As executives begin to understand and support the move to DevOps, staff must work more collaboratively. This is a big shift for some organizations.
From a process perspective, understanding the route to introducing automation, and how to revise processes across an entire software development life cycle (SDLC), is vital.
The final hurdle is in selecting the right technology to facilitate a move to DevOps – such as configuration management tools, continuous delivery platforms and automated testing itself.
Leaders must decide the process and criteria for selecting tools, how they’ll be managed and how (or if) to limit the number of tools that should be used within an organization.
To help streamline the process and implement change, let’s explore six different steps organizations should take to achieve success.

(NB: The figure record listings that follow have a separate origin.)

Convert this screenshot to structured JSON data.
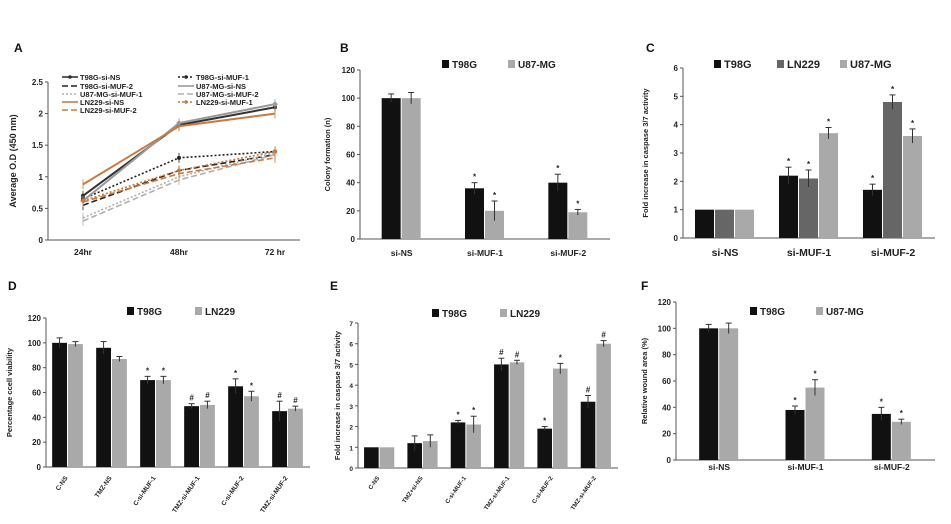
{
  "colors": {
    "black": "#111111",
    "gray": "#777777",
    "lightgray": "#a9a9a9",
    "orange": "#c97a3e",
    "darkgray": "#5a5a5a",
    "lightline": "#bdbdbd"
  },
  "chart_data": [
    {
      "panel": "A",
      "type": "line",
      "ylabel": "Average O.D (450 nm)",
      "x": [
        "24hr",
        "48hr",
        "72 hr"
      ],
      "ylim": [
        0,
        2.5
      ],
      "yticks": [
        "0",
        "0.5",
        "1",
        "1.5",
        "2",
        "2.5"
      ],
      "series": [
        {
          "name": "T98G-si-NS",
          "values": [
            0.7,
            1.82,
            2.1
          ],
          "color": "#333333",
          "dash": "",
          "marker": "circle"
        },
        {
          "name": "T98G-si-MUF-1",
          "values": [
            0.65,
            1.3,
            1.4
          ],
          "color": "#222222",
          "dash": "2,2",
          "marker": "circle"
        },
        {
          "name": "T98G-si-MUF-2",
          "values": [
            0.55,
            1.1,
            1.35
          ],
          "color": "#222222",
          "dash": "6,3",
          "marker": "none"
        },
        {
          "name": "U87-MG-si-NS",
          "values": [
            0.62,
            1.85,
            2.15
          ],
          "color": "#9a9a9a",
          "dash": "",
          "marker": "diamond"
        },
        {
          "name": "U87-MG-si-MUF-1",
          "values": [
            0.35,
            1.0,
            1.38
          ],
          "color": "#b0b0b0",
          "dash": "2,2",
          "marker": "none"
        },
        {
          "name": "U87-MG-si-MUF-2",
          "values": [
            0.3,
            0.95,
            1.35
          ],
          "color": "#b0b0b0",
          "dash": "6,3",
          "marker": "none"
        },
        {
          "name": "LN229-si-NS",
          "values": [
            0.88,
            1.8,
            2.0
          ],
          "color": "#c97a3e",
          "dash": "",
          "marker": "none"
        },
        {
          "name": "LN229-si-MUF-1",
          "values": [
            0.62,
            1.1,
            1.4
          ],
          "color": "#c97a3e",
          "dash": "2,2",
          "marker": "circle"
        },
        {
          "name": "LN229-si-MUF-2",
          "values": [
            0.6,
            1.05,
            1.3
          ],
          "color": "#c97a3e",
          "dash": "6,3",
          "marker": "none"
        }
      ]
    },
    {
      "panel": "B",
      "type": "bar",
      "ylabel": "Colony formation (n)",
      "categories": [
        "si-NS",
        "si-MUF-1",
        "si-MUF-2"
      ],
      "ylim": [
        0,
        120
      ],
      "yticks": [
        "0",
        "20",
        "40",
        "60",
        "80",
        "100",
        "120"
      ],
      "series": [
        {
          "name": "T98G",
          "color": "#111111",
          "values": [
            100,
            36,
            40
          ],
          "err": [
            3,
            4,
            6
          ],
          "marks": [
            "",
            "*",
            "*"
          ]
        },
        {
          "name": "U87-MG",
          "color": "#a9a9a9",
          "values": [
            100,
            20,
            19
          ],
          "err": [
            4,
            7,
            2
          ],
          "marks": [
            "",
            "*",
            "*"
          ]
        }
      ]
    },
    {
      "panel": "C",
      "type": "bar",
      "ylabel": "Fold increase in caspase 3/7 activity",
      "categories": [
        "si-NS",
        "si-MUF-1",
        "si-MUF-2"
      ],
      "ylim": [
        0,
        6
      ],
      "yticks": [
        "0",
        "1",
        "2",
        "3",
        "4",
        "5",
        "6"
      ],
      "series": [
        {
          "name": "T98G",
          "color": "#111111",
          "values": [
            1,
            2.2,
            1.7
          ],
          "err": [
            0,
            0.3,
            0.2
          ],
          "marks": [
            "",
            "*",
            "*"
          ]
        },
        {
          "name": "LN229",
          "color": "#666666",
          "values": [
            1,
            2.1,
            4.8
          ],
          "err": [
            0,
            0.3,
            0.25
          ],
          "marks": [
            "",
            "*",
            "*"
          ]
        },
        {
          "name": "U87-MG",
          "color": "#a9a9a9",
          "values": [
            1,
            3.7,
            3.6
          ],
          "err": [
            0,
            0.2,
            0.25
          ],
          "marks": [
            "",
            "*",
            "*"
          ]
        }
      ]
    },
    {
      "panel": "D",
      "type": "bar",
      "ylabel": "Percentage ccell viability",
      "categories": [
        "C-NS",
        "TMZ-NS",
        "C-si-MUF-1",
        "TMZ-si-MUF-1",
        "C-si-MUF-2",
        "TMZ-si-MUF-2"
      ],
      "ylim": [
        0,
        120
      ],
      "yticks": [
        "0",
        "20",
        "40",
        "60",
        "80",
        "100",
        "120"
      ],
      "series": [
        {
          "name": "T98G",
          "color": "#111111",
          "values": [
            100,
            96,
            70,
            49,
            65,
            45
          ],
          "err": [
            4,
            5,
            3,
            2,
            6,
            8
          ],
          "marks": [
            "",
            "",
            "*",
            "#",
            "*",
            "#"
          ]
        },
        {
          "name": "LN229",
          "color": "#a9a9a9",
          "values": [
            99,
            87,
            70,
            50,
            57,
            47
          ],
          "err": [
            2,
            2,
            3,
            3,
            4,
            2
          ],
          "marks": [
            "",
            "",
            "*",
            "#",
            "*",
            "#"
          ]
        }
      ]
    },
    {
      "panel": "E",
      "type": "bar",
      "ylabel": "Fold increase in caspase 3/7 activity",
      "categories": [
        "C-NS",
        "TMZ+si-NS",
        "C-si-MUF-1",
        "TMZ-si-MUF-1",
        "C-si-MUF-2",
        "TMZ-si-MUF-2"
      ],
      "ylim": [
        0,
        7
      ],
      "yticks": [
        "0",
        "1",
        "2",
        "3",
        "4",
        "5",
        "6",
        "7"
      ],
      "series": [
        {
          "name": "T98G",
          "color": "#111111",
          "values": [
            1,
            1.2,
            2.2,
            5.0,
            1.9,
            3.2
          ],
          "err": [
            0,
            0.35,
            0.1,
            0.3,
            0.1,
            0.3
          ],
          "marks": [
            "",
            "",
            "*",
            "#",
            "*",
            "#"
          ]
        },
        {
          "name": "LN229",
          "color": "#a9a9a9",
          "values": [
            1,
            1.3,
            2.1,
            5.1,
            4.8,
            6.0
          ],
          "err": [
            0,
            0.3,
            0.4,
            0.1,
            0.25,
            0.15
          ],
          "marks": [
            "",
            "",
            "*",
            "#",
            "*",
            "#"
          ]
        }
      ]
    },
    {
      "panel": "F",
      "type": "bar",
      "ylabel": "Relative wound area (%)",
      "categories": [
        "si-NS",
        "si-MUF-1",
        "si-MUF-2"
      ],
      "ylim": [
        0,
        120
      ],
      "yticks": [
        "0",
        "20",
        "40",
        "60",
        "80",
        "100",
        "120"
      ],
      "series": [
        {
          "name": "T98G",
          "color": "#111111",
          "values": [
            100,
            38,
            35
          ],
          "err": [
            3,
            3,
            5
          ],
          "marks": [
            "",
            "*",
            "*"
          ]
        },
        {
          "name": "U87-MG",
          "color": "#a9a9a9",
          "values": [
            100,
            55,
            29
          ],
          "err": [
            4,
            6,
            2
          ],
          "marks": [
            "",
            "*",
            "*"
          ]
        }
      ]
    }
  ]
}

1. Initiate continuous production monitoring
By implementing continuous production monitoring, teams can identify usage trends and production issues. These activities drive consistent feedback to management and developers, helping the entire team to adjust the service in various ways, quickly, and based on customer needs.
2. Conduct continuous cost analysis
Continuously measuring the cost of the product and being able to optimize it for efficiency impacts revenue and the success of the entire team. In order to successfully and efficiently evaluate costs, look to implement tools that can measure and collect production analytics, usage trends, and available inhouse knowledge of development costs and product support.

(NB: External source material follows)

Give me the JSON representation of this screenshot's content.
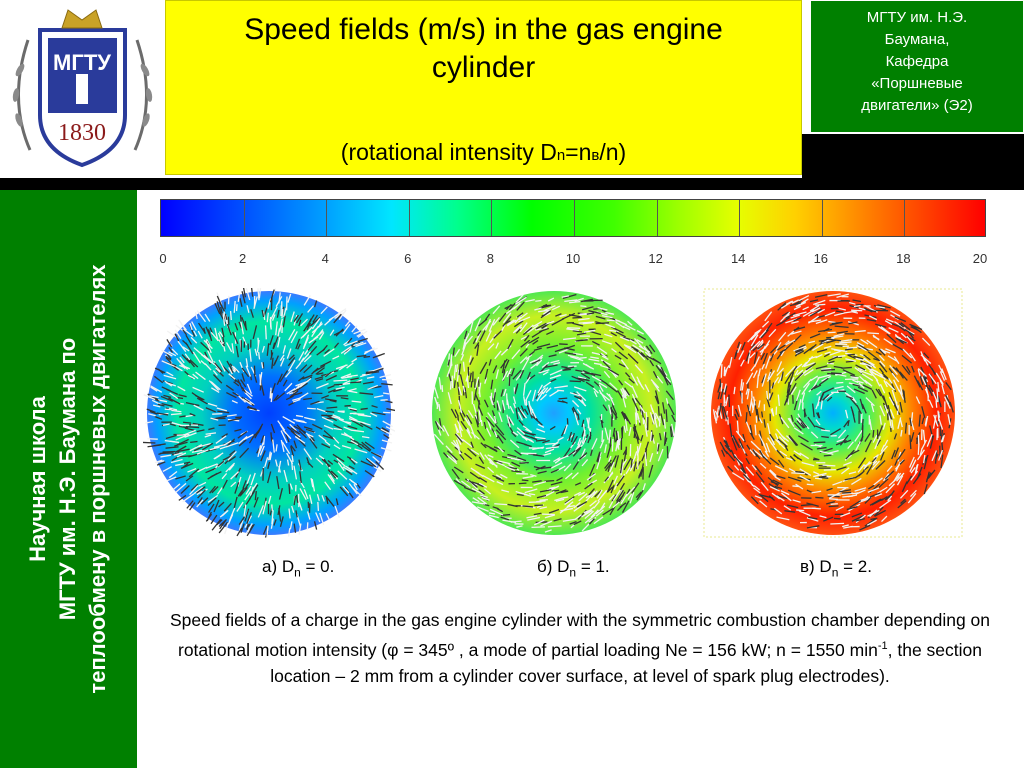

3. Leverage a customer base usability lab to inform decisions and progress
Customer base usability labs provide a lot of value to teams and should be conducted whenever possible. For example, insights garnered include confirming whether feature spec meets their desired outcomes and that an app’s implementation is easy to use and intuitive. Leveraging the insights from the usability lab, R&D teams and UX experts can take the input from customers and leverage it to help define and develop new products.
4. Outline feature rollout plans
Depending on the size of the feature and its value, the DevOps team will decide whether to gradually expose a feature, do early access, or release it with an entire product iteration as is. Each path has its pros and cons so the important point here is that leadership needs to be involved to help make calculated and risk-based decisions.
5. Match the technology stack to product requirements
As teams work to mature Agile and DevOps processes, it is imperative that they build an efficient tool ecosystem that can support development, testing, and monitoring activities. When evaluating tools, teams should consider both open-source and proven commercial tools.
6. Develop a plan to support DevOps activities
In addition to the steps outlined above, having a plan in place behind overall DevOps activities is key to success. The method of assuring quality includes a lot of components – ranging from treating test code as production code to implementing strict code merger processes and initiating continuous code reviews throughout the coding life cycle.
The challenges inherent in maturing Agile and DevOps processes are complex and span multiple facets of an organization. As organizations continue to look for new ways to engage with customers, it is essential that they eliminate obstacles. By leveraging the steps outlined above, dev teams can overcome the challenges, maturing processes and streamlining development as they look to meet velocity objectives.